Ana Paula Lisboa
PUBLICIDADE
Ana Paula Lisboa 

Escritora, jornalista e apresentadora.

Informações da coluna

Ana Paula Lisboa 

Foram precisos vários exercícios de respiração, um fim de tarde bonito em Luanda e Bob Marley cantando “Three little birds” para que conseguisse escrever. Mesmo depois de abrir o documento em branco e antes de escrever a primeira palavra, ainda me perguntei: quer mesmo escrever?

— Eu quero.

Eu sabia que escreveria desde janeiro. Em Maputo, calhou de reassistir ao filme “Opaió” e chorar na cena em que Dona Joana recebe a notícia do assassinato dos filhos, mortos por um policial. Em todos esses anos, nunca havia prestado bem atenção ao poema “O caso dos dez negrinhos”, de Bráulio Tavares:

“Dez negrinhos numa cela,

Um deles não mais se move.

Fugiram de manhã cedo

Mas eram nove”

O desespero de Dona Joana me lembrou que dali a pouco, em 12 de fevereiro, meu irmão faria 29 anos. Meu irmão fez 29 anos, porque a minha memória o mantém vivo e celebrando aniversários. No caso da minha família, celebramos a vida e a morte, já que ele foi assassinado no mesmo dia, há dez anos.

Desisti de escrever porque, há alguns anos, eu entendi que a escrita não é mais o melhor lugar para falar do meu irmão. Retomei, quando descobri que outro jovem de favela também foi morto por um policial aos 19 anos, em 2014: Johnatha de Oliveira Lima. Esta semana iniciou finalmente o julgamento de seu assassino e isso, sim, é algo sobre o que quero escrever.

Uma das táticas para garantir que uma pessoa continue morrendo a cada oito horas e 24 minutos em decorrência de intervenção policial é a criminalização dos jovens negros e da pobreza. Faz com que todos acreditem que, se uma pessoa favelada morre, era só mais um e, com certeza, não foi à toa. No Brasil, a cada cem pessoas mortas pela polícia em 2022, 65 eram negras, segundo a Rede de Observatórios da Segurança, do Centro de Estudos de Segurança e Cidadania (Cesec).

Outra tática é tentar nos vencer pelo cansaço, pela sensação de injustiça, pela tristeza.
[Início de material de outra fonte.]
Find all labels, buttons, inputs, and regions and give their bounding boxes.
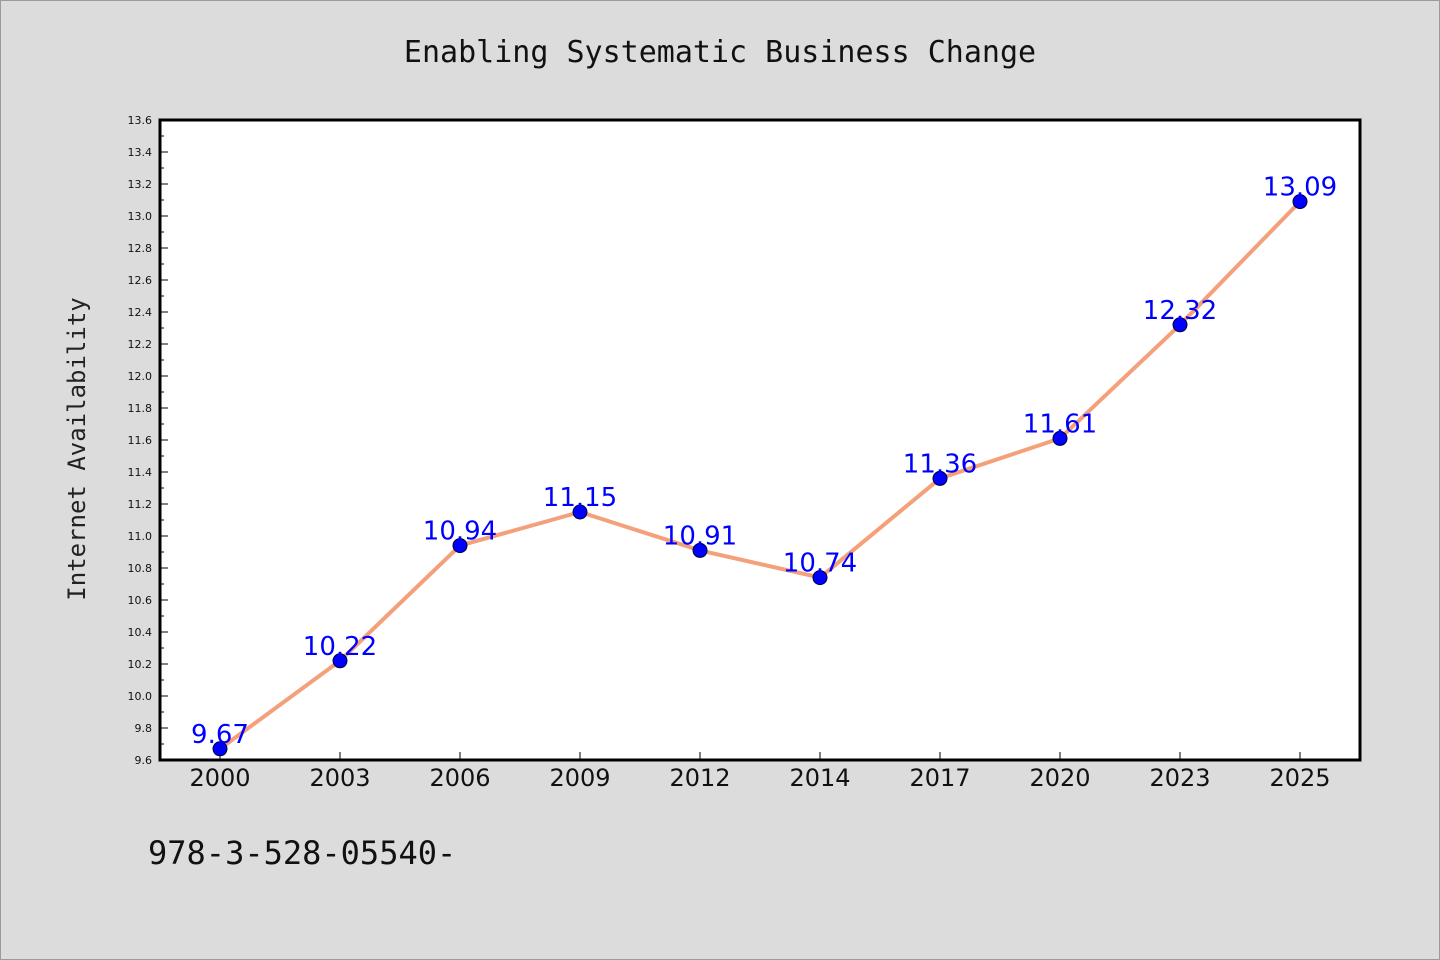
footnote: 978-3-528-05540- xyxy=(148,834,456,872)
y-tick-label: 13.2 xyxy=(128,178,153,191)
data-label: 10.94 xyxy=(423,517,497,547)
plot-area xyxy=(158,118,1362,762)
y-tick-label: 11.2 xyxy=(128,498,153,511)
y-tick-label: 10.6 xyxy=(128,594,153,607)
y-tick-label: 10.2 xyxy=(128,658,153,671)
data-label: 13.09 xyxy=(1263,173,1337,203)
data-point-marker xyxy=(1052,430,1068,446)
y-axis-ticks: 9.6 9.8 10.0 10.2 10.4 10.6 10.8 11.0 11.2 11.4 11… xyxy=(128,114,168,767)
x-tick-label: 2006 xyxy=(429,764,490,792)
x-tick-label: 2009 xyxy=(549,764,610,792)
x-tick-label: 2020 xyxy=(1029,764,1090,792)
chart-title: Enabling Systematic Business Change xyxy=(404,35,1036,70)
data-point-marker xyxy=(812,570,828,586)
data-point-marker xyxy=(692,542,708,558)
data-label: 11.15 xyxy=(543,483,617,513)
data-point-marker xyxy=(932,470,948,486)
y-tick-label: 11.4 xyxy=(128,466,153,479)
y-tick-label: 9.6 xyxy=(135,754,153,767)
y-tick-label: 10.4 xyxy=(128,626,153,639)
x-tick-label: 2023 xyxy=(1149,764,1210,792)
y-tick-label: 12.8 xyxy=(128,242,153,255)
series-group xyxy=(212,194,1308,757)
y-tick-label: 10.0 xyxy=(128,690,153,703)
data-label: 10.74 xyxy=(783,549,857,579)
data-point-marker xyxy=(212,741,228,757)
y-tick-label: 10.8 xyxy=(128,562,153,575)
x-tick-label: 2017 xyxy=(909,764,970,792)
data-label: 11.61 xyxy=(1023,409,1097,439)
data-label: 9.67 xyxy=(191,720,249,750)
y-tick-label: 11.8 xyxy=(128,402,153,415)
y-tick-label: 9.8 xyxy=(135,722,153,735)
y-axis-label: Internet Availability xyxy=(63,297,91,600)
data-label: 10.91 xyxy=(663,521,737,551)
y-tick-label: 13.6 xyxy=(128,114,153,127)
x-axis-ticks: 2000 2003 2006 2009 2012 2014 2017 2020 2023 2025 xyxy=(189,752,1331,792)
y-tick-label: 12.6 xyxy=(128,274,153,287)
x-tick-label: 2003 xyxy=(309,764,370,792)
series-line xyxy=(218,199,1302,751)
y-tick-label: 12.4 xyxy=(128,306,153,319)
data-labels-group: 9.67 10.22 10.94 11.15 10.91 10.74 11.36 11.61 1… xyxy=(191,173,1337,750)
x-tick-label: 2012 xyxy=(669,764,730,792)
data-point-marker xyxy=(452,538,468,554)
y-tick-label: 13.4 xyxy=(128,146,153,159)
y-tick-label: 12.0 xyxy=(128,370,153,383)
data-label: 10.22 xyxy=(303,632,377,662)
data-point-marker xyxy=(1292,194,1308,210)
data-point-marker xyxy=(1172,317,1188,333)
data-point-marker xyxy=(572,504,588,520)
y-tick-label: 13.0 xyxy=(128,210,153,223)
x-tick-label: 2000 xyxy=(189,764,250,792)
x-tick-label: 2014 xyxy=(789,764,850,792)
data-label: 12.32 xyxy=(1143,296,1217,326)
y-tick-label: 12.2 xyxy=(128,338,153,351)
y-tick-label: 11.6 xyxy=(128,434,153,447)
y-tick-label: 11.0 xyxy=(128,530,153,543)
data-point-marker xyxy=(332,653,348,669)
x-tick-label: 2025 xyxy=(1269,764,1330,792)
data-label: 11.36 xyxy=(903,449,977,479)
Muitas vezes as famílias vítimas da violência não têm dinheiro nem para enterrar seus filhos, que dirá para acompanhar um processo longo. Mesmo em casos de grande repercussão, como o de Marielle Franco, vemos a morosidade nas investigações e as lacunas deixadas pela polícia. Imagine o que pensa uma família pobre e sem visibilidade.

Ana Paula Oliveira foi contra tudo isso para provar que seu filho não podia morrer. Contra os depoimentos do policial que primeiro dizia que não estava no local, e depois confessou, mas fez questão de acusar Johnatha. Ana Paula foi contra as manchetes dos jornais que no mesmo dia já contavam a história de confronto com bandidos, enquanto ela contava que seu filho foi morto com um tiro nas costas, quando voltava da casa da avó.

Eu a admiro tanto e sinto tanto que Ana seja uma das poucas mães, esposas, namoradas, irmãs ou filhas que conseguem levar o assassino do seu ente querido a julgamento. Escrevo enquanto isso acontece e torço para que este julgamento não seja um caso isolado. Eu espero com toda a minha alma que eu possa abraçar a minha xará e ela não precise mais estar usando uma camiseta pedindo justiça.